Le Lyonais d’origine et Québécois d’adoption en sera à sa troisième participation. Celui qui a maintes fois navigué le Saint-Laurent sait à quoi s’en tenir pour la neuvième édition de cette course qui a lieu tous les quatre ans.

« Pour bien finir une transat, peu importe laquelle, il faut arriver de l’autre bord, lance-t-il à une semaine du départ. C’est intense pour nous, mais aussi pour le bateau qu’on pousse au maximum sans le casser ».

Affronter le fleuve

D’abord, il faut s’attaquer au Saint-Laurent jusqu’aux îles Saint-Pierre-et-Miquelon, une portion qui s’étend sur 400 milles nautiques. Cette première partie est la plus exigeante aux yeux d’Éric Tabardel dont le Bleu a participé à la dernière Transat.

« Il y a la côte qui est proche, les bateaux qui circulent, le courant et les vents qui sont très instables et durs à prévoir », mais aussi les hauts fonds qu’on ne retrouve pas dans l’Atlantique, exemplifie le navigateur québécois.

Pour Damien De Pas, co-skipper de Tabardel en 2012, cette première portion est à la fois « très très tactique » et pleine de rebondissements.

L'article se poursuit après la galerie photos.

La Transat Québec St-Malo


« Si on réalise qu’on a pris la mauvaise option et que les camarades passent avec des conditions plus favorables, ce sont des moments où nos nerfs sont mis à rude épreuve, expose celui qui assure la direction de course cette année.

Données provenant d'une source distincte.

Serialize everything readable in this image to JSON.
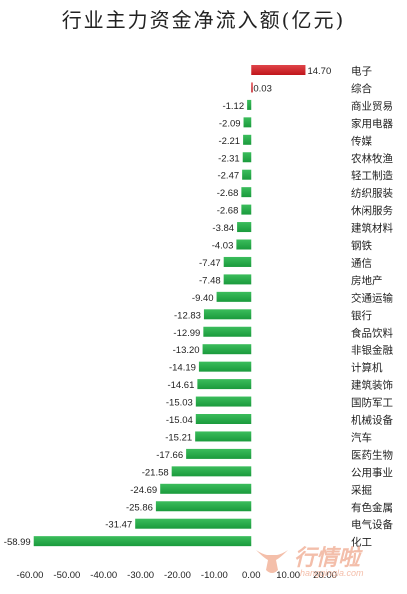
{
  "chart_data": {
    "type": "bar",
    "orientation": "horizontal",
    "title": "行业主力资金净流入额(亿元)",
    "categories": [
      "电子",
      "综合",
      "商业贸易",
      "家用电器",
      "传媒",
      "农林牧渔",
      "轻工制造",
      "纺织服装",
      "休闲服务",
      "建筑材料",
      "钢铁",
      "通信",
      "房地产",
      "交通运输",
      "银行",
      "食品饮料",
      "非银金融",
      "计算机",
      "建筑装饰",
      "国防军工",
      "机械设备",
      "汽车",
      "医药生物",
      "公用事业",
      "采掘",
      "有色金属",
      "电气设备",
      "化工"
    ],
    "values": [
      14.7,
      0.03,
      -1.12,
      -2.09,
      -2.21,
      -2.31,
      -2.47,
      -2.68,
      -2.68,
      -3.84,
      -4.03,
      -7.47,
      -7.48,
      -9.4,
      -12.83,
      -12.99,
      -13.2,
      -14.19,
      -14.61,
      -15.03,
      -15.04,
      -15.21,
      -17.66,
      -21.58,
      -24.69,
      -25.86,
      -31.47,
      -58.99
    ],
    "value_labels": [
      "14.70",
      "0.03",
      "-1.12",
      "-2.09",
      "-2.21",
      "-2.31",
      "-2.47",
      "-2.68",
      "-2.68",
      "-3.84",
      "-4.03",
      "-7.47",
      "-7.48",
      "-9.40",
      "-12.83",
      "-12.99",
      "-13.20",
      "-14.19",
      "-14.61",
      "-15.03",
      "-15.04",
      "-15.21",
      "-17.66",
      "-21.58",
      "-24.69",
      "-25.86",
      "-31.47",
      "-58.99"
    ],
    "xlim": [
      -60,
      20
    ],
    "xticks": [
      "-60.00",
      "-50.00",
      "-40.00",
      "-30.00",
      "-20.00",
      "-10.00",
      "0.00",
      "10.00",
      "20.00"
    ],
    "xtick_values": [
      -60,
      -50,
      -40,
      -30,
      -20,
      -10,
      0,
      10,
      20
    ],
    "grid": false,
    "colors": {
      "positive": "#c0151b",
      "negative": "#1a9a3c"
    }
  },
  "watermark": {
    "text": "行情啦",
    "sub": "hangqingla.com"
  }
}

Des fois, il y a en a un qui s’échappe et qui va tomber dans une zone sans vent, ce qui fait que les autres passent à côté de lui. »

Contrairement à l’Atlantique, le Saint-Laurent est imprévisible et exige beaucoup des équipages, surtout dans les deux premiers jours où « il y a tellement de choses à faire et de performance à aller chercher qu’on dort très peu, si ce n’est pas du tout », énonce Charles Mony.

La routine en mer

Ce n’est qu’après – et surtout une fois les voiliers arrivés sur l’Atlantique – que la routine s’installe avec ses quarts de travail. « Il doit toujours y avoir deux personnes réveillées avec une troisième en stand by et une quatrième prête à sortir, avise l’équipier franco-québécois. On dort avec nos tenues de voile pour être capables de réagir très vite. »

Chaque journée est entrecoupée de périodes de repos, de travail et de siestes de quelques heures. D’où la nécessité de « se pratiquer à s’endormir vite, à connaître les moments où on s’endort facilement et a toujours être d’attaque dès qu’on ouvre l’œil », précise Éric Tabardel.

Le départ de la Transat Québec St-Malo sera donné au Bassin Louise le 10 juillet à 13h pour les Class40 et les Multi50 de même que le 12 juillet à 15h pour les Ultimes.